刘老板还有一层意思没好说出口,刘宣之在学院中名列前矛,县试中又是以很靠前的名次,夫子也说,就刘宣之的才能,明年秋天中个举问题不大,当然这也跟考试时的各种因素有关,所谓天时地利人和。
刘老板如今有的是财,赚了偌大的家业,就差社会地位,若是幼子刘宣之能在十八岁中个举人,别说生意场上的那些人,便是官衙中那些鼻孔往上长的又哪敢瞧不起他。
是以他对幼子的事情是倍加上心。
他知道儿子一直是个痴人,所痴之人就是当年的玩伴李家的大丫头,学名叫李秀娥的那个姑娘。县考之前半年他便许下心愿,若是能考过秀才,马上就去李家求亲。他这话在当时也只是说说而已,儿子年幼,有几斤几两他未必不知道,谁知道刘宣之得了这么一张大饼,学习一下子开了窍,县试时一下就考中前五名,让他脸上倍儿光鲜。
一般考秀才的名额,跟一个地方是否富庶关联很大,像大源县这样的穷地方,给的生员名额很有限,因此考个秀才比中举更难,如今儿子这么争气,哪怕他要天上的星子他也会努力给儿子摘。
索性儿子的愿望也不多,他就想把当年那个天天跟在他屁股后面转的小丫头娶回来。
这件事情就好办多了。
他如今也不差钱,老大老二通过婚姻也给他整合了不少的人脉,老来儿孙也满堂,幼子的婚姻便没有被他看成生意场上的利益工具,只要能激励他好好读书,哪怕他要寻一个乞丐做娘子,他也会咬咬牙从了的。
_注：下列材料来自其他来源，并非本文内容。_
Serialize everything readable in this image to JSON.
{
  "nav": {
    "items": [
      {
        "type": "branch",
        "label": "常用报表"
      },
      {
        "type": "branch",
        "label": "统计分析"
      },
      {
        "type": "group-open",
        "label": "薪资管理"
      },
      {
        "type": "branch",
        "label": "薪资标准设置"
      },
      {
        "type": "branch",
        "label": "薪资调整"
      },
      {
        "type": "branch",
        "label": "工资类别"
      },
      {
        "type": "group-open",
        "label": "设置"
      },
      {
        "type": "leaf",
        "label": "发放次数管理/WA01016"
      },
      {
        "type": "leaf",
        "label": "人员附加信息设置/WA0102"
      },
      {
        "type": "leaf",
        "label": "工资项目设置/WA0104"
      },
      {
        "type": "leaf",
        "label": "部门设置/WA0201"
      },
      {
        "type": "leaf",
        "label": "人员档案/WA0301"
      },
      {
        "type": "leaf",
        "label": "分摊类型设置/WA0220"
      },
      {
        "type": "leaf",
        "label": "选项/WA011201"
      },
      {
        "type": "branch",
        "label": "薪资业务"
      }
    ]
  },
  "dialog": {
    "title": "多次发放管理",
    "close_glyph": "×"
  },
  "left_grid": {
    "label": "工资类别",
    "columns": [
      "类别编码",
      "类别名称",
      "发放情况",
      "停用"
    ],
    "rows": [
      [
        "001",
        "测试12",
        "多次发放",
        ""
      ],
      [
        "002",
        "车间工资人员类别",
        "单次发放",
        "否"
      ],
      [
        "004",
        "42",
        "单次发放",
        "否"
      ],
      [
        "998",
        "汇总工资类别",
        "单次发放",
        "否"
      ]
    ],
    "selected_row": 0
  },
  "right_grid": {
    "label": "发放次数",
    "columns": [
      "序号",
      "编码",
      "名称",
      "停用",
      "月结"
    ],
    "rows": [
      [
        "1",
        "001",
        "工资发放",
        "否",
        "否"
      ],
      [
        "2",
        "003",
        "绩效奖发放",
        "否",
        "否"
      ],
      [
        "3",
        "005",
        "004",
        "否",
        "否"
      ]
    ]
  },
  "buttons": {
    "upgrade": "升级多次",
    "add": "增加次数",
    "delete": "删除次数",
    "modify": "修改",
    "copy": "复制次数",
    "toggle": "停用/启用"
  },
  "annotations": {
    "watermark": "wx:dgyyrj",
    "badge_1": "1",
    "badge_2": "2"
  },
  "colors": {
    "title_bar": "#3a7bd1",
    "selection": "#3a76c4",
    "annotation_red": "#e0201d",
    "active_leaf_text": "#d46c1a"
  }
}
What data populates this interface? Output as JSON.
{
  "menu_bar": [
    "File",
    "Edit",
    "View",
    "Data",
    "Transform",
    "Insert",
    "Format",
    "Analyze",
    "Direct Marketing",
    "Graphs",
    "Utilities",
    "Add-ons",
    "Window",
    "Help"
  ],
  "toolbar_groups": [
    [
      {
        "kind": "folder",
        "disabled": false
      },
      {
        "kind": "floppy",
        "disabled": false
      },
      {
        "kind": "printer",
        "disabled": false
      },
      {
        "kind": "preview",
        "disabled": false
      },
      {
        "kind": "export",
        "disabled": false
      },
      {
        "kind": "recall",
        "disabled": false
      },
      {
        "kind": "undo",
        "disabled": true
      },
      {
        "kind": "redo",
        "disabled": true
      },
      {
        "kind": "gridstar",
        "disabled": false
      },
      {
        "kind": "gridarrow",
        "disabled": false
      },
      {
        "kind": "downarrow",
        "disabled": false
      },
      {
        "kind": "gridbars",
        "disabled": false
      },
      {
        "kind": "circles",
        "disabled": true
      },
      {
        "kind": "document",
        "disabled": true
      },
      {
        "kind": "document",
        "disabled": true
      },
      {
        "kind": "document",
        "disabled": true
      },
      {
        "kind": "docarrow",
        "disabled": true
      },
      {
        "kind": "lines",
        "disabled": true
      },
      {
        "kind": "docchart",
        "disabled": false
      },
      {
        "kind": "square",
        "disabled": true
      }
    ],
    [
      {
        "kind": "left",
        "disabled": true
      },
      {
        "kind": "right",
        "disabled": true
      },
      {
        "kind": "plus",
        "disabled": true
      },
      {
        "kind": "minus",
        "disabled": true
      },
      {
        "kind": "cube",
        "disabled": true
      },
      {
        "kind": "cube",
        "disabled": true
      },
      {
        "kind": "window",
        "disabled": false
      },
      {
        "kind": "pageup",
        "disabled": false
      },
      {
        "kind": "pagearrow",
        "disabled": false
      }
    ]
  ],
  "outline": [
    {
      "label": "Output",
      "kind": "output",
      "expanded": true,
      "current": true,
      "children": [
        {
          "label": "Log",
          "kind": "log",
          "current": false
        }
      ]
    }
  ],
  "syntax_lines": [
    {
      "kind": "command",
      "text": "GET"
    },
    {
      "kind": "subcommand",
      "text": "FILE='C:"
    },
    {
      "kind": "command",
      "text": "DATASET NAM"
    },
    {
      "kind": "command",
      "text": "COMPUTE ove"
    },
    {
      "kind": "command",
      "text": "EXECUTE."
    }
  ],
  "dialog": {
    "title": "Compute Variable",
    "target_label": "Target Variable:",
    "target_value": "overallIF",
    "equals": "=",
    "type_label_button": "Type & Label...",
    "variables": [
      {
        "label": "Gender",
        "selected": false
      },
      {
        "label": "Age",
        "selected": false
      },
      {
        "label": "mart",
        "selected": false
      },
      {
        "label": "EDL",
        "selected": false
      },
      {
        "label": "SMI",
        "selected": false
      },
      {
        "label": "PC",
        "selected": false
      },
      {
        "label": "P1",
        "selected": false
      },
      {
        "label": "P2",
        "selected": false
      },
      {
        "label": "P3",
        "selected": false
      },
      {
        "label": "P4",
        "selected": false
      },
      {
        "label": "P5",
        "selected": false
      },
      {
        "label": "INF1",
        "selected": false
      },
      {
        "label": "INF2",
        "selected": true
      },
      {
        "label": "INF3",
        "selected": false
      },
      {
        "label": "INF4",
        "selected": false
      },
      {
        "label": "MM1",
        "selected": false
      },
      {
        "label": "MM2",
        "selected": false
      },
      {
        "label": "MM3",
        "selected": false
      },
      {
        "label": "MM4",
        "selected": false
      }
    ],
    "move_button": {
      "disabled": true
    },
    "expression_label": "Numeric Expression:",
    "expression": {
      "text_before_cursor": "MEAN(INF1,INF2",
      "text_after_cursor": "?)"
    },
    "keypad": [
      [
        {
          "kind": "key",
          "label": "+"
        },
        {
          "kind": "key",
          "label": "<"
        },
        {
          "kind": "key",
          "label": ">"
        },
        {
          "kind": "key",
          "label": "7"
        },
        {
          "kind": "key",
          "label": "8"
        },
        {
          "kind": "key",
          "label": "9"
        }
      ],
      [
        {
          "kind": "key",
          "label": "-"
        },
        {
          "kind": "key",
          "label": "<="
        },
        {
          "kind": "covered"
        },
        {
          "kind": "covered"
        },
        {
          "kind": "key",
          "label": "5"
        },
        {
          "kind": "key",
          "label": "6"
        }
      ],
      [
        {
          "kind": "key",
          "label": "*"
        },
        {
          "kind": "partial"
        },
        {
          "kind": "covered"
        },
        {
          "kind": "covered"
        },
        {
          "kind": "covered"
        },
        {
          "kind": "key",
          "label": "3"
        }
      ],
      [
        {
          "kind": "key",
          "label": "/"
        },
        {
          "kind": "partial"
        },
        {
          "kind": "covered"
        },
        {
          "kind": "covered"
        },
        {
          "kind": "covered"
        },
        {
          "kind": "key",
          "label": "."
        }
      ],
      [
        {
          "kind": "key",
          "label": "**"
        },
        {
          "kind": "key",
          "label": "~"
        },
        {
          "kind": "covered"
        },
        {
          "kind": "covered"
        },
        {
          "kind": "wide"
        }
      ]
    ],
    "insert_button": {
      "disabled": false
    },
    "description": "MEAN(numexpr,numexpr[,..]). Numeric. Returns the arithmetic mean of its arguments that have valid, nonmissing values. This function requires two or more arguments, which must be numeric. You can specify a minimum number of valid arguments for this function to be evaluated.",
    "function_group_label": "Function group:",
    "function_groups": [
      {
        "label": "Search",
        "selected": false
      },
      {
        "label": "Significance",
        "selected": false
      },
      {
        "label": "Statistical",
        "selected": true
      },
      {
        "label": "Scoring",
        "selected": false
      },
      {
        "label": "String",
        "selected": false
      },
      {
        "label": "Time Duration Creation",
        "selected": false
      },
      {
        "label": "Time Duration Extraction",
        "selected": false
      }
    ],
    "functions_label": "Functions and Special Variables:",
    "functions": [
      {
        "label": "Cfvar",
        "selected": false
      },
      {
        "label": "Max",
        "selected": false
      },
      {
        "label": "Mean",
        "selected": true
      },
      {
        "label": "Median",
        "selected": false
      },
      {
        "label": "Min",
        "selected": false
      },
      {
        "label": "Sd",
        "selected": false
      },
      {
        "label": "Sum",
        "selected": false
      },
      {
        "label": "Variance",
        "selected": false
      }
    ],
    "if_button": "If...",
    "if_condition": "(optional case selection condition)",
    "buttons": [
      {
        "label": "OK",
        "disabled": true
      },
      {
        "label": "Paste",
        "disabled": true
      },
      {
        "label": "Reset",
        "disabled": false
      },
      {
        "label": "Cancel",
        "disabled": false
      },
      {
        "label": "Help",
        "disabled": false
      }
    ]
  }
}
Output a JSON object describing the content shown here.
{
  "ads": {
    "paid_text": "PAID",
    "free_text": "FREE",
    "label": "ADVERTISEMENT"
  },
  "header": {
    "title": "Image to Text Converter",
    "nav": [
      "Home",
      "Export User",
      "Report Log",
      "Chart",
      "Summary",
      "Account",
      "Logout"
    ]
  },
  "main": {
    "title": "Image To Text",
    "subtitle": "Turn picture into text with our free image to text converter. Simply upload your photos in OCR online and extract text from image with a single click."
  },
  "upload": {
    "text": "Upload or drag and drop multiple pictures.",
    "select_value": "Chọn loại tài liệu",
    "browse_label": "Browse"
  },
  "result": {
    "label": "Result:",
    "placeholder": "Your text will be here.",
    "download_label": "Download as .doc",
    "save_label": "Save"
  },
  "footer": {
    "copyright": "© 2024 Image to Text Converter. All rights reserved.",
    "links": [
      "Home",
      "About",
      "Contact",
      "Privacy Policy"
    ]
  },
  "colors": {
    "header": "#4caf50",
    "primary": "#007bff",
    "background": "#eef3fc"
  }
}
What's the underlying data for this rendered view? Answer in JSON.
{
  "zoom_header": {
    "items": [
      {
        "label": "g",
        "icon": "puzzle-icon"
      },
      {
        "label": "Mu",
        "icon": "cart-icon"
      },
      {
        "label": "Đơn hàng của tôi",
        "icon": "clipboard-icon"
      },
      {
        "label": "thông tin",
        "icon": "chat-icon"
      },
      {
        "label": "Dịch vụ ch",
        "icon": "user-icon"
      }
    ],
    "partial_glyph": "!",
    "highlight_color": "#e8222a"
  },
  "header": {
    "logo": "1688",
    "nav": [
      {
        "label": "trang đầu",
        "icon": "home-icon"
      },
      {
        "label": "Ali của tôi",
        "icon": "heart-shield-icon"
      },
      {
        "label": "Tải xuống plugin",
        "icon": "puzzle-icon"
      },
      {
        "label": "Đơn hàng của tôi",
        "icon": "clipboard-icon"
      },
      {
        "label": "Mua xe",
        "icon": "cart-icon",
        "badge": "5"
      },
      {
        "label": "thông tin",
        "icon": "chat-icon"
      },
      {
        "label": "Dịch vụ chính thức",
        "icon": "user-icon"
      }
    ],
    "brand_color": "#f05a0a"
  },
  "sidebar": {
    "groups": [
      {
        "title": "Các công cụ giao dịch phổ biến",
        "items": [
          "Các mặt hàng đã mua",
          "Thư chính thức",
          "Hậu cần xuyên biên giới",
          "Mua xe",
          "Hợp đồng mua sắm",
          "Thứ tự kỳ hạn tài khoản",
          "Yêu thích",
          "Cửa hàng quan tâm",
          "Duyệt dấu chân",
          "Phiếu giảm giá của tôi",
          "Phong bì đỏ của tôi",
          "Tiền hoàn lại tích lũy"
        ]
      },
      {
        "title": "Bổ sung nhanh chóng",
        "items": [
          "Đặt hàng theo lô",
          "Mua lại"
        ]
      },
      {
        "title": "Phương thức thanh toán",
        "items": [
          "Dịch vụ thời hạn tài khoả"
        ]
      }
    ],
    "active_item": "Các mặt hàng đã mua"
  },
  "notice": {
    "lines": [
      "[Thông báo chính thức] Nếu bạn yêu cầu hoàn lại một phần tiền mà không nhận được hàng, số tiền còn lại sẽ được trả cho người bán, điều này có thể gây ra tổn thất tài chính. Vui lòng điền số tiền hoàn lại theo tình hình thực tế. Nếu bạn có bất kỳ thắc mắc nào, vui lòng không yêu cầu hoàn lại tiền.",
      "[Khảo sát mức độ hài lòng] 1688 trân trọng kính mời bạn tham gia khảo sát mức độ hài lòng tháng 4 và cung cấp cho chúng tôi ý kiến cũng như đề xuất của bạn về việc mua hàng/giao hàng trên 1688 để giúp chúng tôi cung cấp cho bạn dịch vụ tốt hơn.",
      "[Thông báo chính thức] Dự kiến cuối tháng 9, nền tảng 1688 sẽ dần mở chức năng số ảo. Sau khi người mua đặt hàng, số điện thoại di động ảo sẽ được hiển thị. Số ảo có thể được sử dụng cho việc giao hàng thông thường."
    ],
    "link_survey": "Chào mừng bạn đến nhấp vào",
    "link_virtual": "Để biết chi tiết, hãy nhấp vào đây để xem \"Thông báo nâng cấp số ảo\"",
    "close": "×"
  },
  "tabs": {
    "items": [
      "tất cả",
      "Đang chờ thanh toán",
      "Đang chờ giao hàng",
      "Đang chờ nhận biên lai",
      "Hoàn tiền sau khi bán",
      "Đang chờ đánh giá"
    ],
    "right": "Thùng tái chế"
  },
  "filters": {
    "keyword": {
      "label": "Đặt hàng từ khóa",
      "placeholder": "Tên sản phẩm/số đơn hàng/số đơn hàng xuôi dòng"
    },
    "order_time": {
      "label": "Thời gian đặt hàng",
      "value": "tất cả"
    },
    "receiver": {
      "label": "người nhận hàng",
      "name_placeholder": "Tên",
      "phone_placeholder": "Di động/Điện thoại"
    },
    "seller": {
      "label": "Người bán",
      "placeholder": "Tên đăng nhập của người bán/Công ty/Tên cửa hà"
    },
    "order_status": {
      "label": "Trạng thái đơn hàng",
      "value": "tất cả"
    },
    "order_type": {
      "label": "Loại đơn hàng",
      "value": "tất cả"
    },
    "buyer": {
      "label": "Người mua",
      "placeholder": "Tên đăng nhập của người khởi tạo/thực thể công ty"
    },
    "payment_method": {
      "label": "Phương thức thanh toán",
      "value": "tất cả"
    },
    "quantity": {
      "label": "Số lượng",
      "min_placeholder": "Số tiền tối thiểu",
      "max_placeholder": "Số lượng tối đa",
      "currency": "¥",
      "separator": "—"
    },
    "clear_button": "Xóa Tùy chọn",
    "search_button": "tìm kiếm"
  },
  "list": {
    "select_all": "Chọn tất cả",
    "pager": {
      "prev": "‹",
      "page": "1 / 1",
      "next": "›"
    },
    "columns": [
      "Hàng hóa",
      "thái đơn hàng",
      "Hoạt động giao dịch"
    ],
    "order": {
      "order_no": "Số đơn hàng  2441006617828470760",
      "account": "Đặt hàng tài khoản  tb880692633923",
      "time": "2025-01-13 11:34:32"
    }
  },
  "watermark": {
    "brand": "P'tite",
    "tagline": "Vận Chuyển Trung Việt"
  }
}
刘老板是生意人,自然知道做人要讲信誉这点,说道做到,没过一个月就领着儿子来提亲。
方才进来一打量,就知道这家人家底也算殷实,他心里也觉得很安慰。
秦氏的心里扑腾扑腾直跳,这么年轻的秀才,难怪这孩子从进门那会儿就觉得气度不凡呢。
她越多看刘宣之几眼,越多了几分满意,只是这孩子一上门就要找大丫,叫她心里很不愉快。
当年于氏怀着大丫时早产了三个月,她心里一直有根刺,本着宁可错杀三千,也不放过一个的心思,便认定了大丫这孩子不是她亲孙女。
秀才啊,整个李家村也就只有教书的先生是个秀才,那货还是三十多岁才中的,尽管这样,也足足挣了一辈子的面子。李秀才这辈子虽说再乡下教书,但是衣食无忧颇有体面。这孩子尽然这么年纪就考中了秀才,这么好的孩子,当然要配她的亲孙孙雪娟才好啊。
秦氏在心病之余,又多添了一层心病,于氏这个女人果然是命好。
她便最见不得于氏的命好之相,此刻越发加深了之前的想法,要把大丫聘给老王头,把刘秀才配给雪娟。
绕是刘老板人精,也没看出秦氏老眼中的狠辣出来,这个女人此刻连笑出来的褶子里面都充满了嫉妒。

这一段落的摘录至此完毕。